The build picks the window + renderer pair automatically from the
target triple: any `wasm32-*` triple flips to DOM + WebGPU (no Vulkan
loader linked), everything else stays on the native Vulkan path. Each
example with both backends ships GLSL *and* WGSL copies of its shaders
side-by-side (e.g. [raygen.glsl](examples/Sponza/raygen.glsl) +
[raygen.wgsl](examples/Sponza/raygen.wgsl)); `project.cpp` selects the
right set per target.

## Examples

See [examples/](examples/). Quick map:

- [HelloWindow](examples/HelloWindow/) — minimal native window, no rendering.
- [HelloDom](examples/HelloDom/) — wasm-only smoke test of the DOM
  partition: page-level events, `HtmlElement::CreateInBody`, and
  `Router::PushState`-driven SPA navigation. No GPU work.
- [VulkanTriangle](examples/VulkanTriangle/) — ray-traced triangle on
  both Vulkan and WebGPU. The smallest test of the bindless + RT path
  on each backend.
- [RTStress](examples/RTStress/) — wavefront RT benchmark: an N×N×N grid
  of a cube mesh (instance-count knob `kGrid`, 512 → 8000) shaded with
  primary + shadow rays. Prints a GPU timestamp-query per-pass breakdown
  each second. WebGPU/DOM only.
- [Sponza](examples/Sponza/) — ray-traced Sponza atrium on both
  backends. Exercises `.cmesh` / `.ctex` decompression (GPU
  `VK_EXT_memory_decompression` on Vulkan, CPU on WebGPU) and a
  textured closest-hit.
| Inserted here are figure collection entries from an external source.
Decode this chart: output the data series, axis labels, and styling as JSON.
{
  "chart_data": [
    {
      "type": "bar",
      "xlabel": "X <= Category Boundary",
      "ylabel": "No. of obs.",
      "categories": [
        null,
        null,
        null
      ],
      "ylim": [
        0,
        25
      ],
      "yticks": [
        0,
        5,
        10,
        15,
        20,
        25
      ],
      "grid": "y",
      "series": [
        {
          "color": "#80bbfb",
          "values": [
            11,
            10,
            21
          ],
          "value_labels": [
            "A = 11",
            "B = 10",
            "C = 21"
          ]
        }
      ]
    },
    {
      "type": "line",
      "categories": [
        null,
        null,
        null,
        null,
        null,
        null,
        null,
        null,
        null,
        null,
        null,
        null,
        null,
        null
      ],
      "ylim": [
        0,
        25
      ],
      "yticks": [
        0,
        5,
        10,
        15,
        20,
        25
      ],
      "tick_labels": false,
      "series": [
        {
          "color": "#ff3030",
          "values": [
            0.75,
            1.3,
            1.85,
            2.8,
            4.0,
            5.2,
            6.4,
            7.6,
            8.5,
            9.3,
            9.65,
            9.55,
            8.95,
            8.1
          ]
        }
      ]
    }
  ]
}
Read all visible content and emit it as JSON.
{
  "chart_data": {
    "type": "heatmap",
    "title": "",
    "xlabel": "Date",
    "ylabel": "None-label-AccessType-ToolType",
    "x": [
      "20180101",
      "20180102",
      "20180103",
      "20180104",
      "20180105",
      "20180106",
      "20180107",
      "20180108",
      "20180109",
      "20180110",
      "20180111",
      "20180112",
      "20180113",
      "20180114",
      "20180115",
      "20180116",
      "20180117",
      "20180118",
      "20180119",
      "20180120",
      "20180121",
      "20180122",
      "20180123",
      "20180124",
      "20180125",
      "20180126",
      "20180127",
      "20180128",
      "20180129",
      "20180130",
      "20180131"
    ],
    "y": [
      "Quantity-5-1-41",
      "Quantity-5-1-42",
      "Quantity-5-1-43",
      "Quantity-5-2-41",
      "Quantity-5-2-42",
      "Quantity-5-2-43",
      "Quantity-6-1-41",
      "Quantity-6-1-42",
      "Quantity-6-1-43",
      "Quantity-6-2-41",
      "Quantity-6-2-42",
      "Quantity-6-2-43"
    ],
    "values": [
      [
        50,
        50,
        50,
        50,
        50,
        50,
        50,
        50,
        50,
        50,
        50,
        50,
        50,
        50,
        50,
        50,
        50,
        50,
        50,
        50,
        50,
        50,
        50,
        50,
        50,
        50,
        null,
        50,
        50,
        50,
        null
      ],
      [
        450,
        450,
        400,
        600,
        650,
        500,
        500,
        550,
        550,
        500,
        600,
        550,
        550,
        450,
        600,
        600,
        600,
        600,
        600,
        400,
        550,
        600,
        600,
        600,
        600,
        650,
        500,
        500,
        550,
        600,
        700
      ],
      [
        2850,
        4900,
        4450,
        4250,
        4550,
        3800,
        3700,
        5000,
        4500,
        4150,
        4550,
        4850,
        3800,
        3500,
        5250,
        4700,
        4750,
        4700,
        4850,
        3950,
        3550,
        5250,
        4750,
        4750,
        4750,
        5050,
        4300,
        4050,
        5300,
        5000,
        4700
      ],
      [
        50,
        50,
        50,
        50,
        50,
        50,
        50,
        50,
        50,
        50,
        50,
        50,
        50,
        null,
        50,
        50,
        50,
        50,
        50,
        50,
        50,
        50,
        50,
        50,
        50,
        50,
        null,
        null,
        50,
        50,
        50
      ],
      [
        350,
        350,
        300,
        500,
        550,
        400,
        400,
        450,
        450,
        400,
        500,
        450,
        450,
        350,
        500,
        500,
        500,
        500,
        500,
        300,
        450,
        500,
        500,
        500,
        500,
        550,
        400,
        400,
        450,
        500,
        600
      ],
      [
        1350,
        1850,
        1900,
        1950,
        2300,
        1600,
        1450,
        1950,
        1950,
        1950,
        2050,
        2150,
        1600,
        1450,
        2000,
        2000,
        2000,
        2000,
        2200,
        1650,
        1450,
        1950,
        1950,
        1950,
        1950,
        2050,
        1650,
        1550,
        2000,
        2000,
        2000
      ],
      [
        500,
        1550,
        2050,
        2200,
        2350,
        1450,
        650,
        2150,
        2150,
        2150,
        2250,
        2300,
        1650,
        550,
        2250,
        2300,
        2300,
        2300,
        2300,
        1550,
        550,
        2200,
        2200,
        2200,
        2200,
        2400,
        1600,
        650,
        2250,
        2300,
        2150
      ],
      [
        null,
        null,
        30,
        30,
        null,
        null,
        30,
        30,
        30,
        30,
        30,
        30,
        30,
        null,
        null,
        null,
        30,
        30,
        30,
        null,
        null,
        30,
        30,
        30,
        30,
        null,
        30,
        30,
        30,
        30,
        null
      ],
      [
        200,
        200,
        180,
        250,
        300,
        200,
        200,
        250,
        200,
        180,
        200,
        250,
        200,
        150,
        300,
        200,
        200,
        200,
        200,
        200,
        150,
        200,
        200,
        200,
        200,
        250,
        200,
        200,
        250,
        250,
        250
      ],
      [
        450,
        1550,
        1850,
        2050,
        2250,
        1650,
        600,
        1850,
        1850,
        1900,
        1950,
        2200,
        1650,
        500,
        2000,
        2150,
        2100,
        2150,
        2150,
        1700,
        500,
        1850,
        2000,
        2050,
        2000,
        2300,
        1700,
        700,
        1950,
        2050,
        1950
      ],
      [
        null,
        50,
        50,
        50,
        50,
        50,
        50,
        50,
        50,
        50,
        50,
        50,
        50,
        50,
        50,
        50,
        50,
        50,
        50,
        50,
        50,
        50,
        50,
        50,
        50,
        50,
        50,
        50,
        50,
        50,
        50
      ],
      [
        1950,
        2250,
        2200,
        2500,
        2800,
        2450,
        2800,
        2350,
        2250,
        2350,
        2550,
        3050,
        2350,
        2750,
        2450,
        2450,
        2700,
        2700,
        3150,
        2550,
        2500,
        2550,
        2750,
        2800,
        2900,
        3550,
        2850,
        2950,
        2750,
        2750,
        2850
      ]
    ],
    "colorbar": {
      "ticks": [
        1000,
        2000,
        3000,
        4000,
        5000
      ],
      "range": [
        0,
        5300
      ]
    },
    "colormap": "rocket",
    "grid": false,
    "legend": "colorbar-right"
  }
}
See [its README](examples/Sponza/README.md)
  for asset provenance.
- [HelloUI](examples/HelloUI/) — UI smoke test using all three tiers
  (background quad, slider, progress bar, button with text label,
  cursor-tracking circle).
- [CustomShader](examples/CustomShader/) — Tier 1 demo: a user-authored
  compute shader inverting RGB under a list of item-circles, dispatched
  alongside the standard `drawQuads`. Shipped as both
  [`.comp.glsl`](examples/CustomShader/inverse-circle.comp.glsl) and
  [`.comp.wgsl`](examples/CustomShader/inverse-circle.comp.wgsl).
- [Decompression](examples/Decompression/) — `Crafter::Compression`
  CPU round-trip smoke test (used by the WebGPU asset path).
- [InputSystem](examples/InputSystem/) — keyboard / mouse / gamepad
  event surface check.

## License

LGPL 3.0. See per-file headers and `LICENSE`.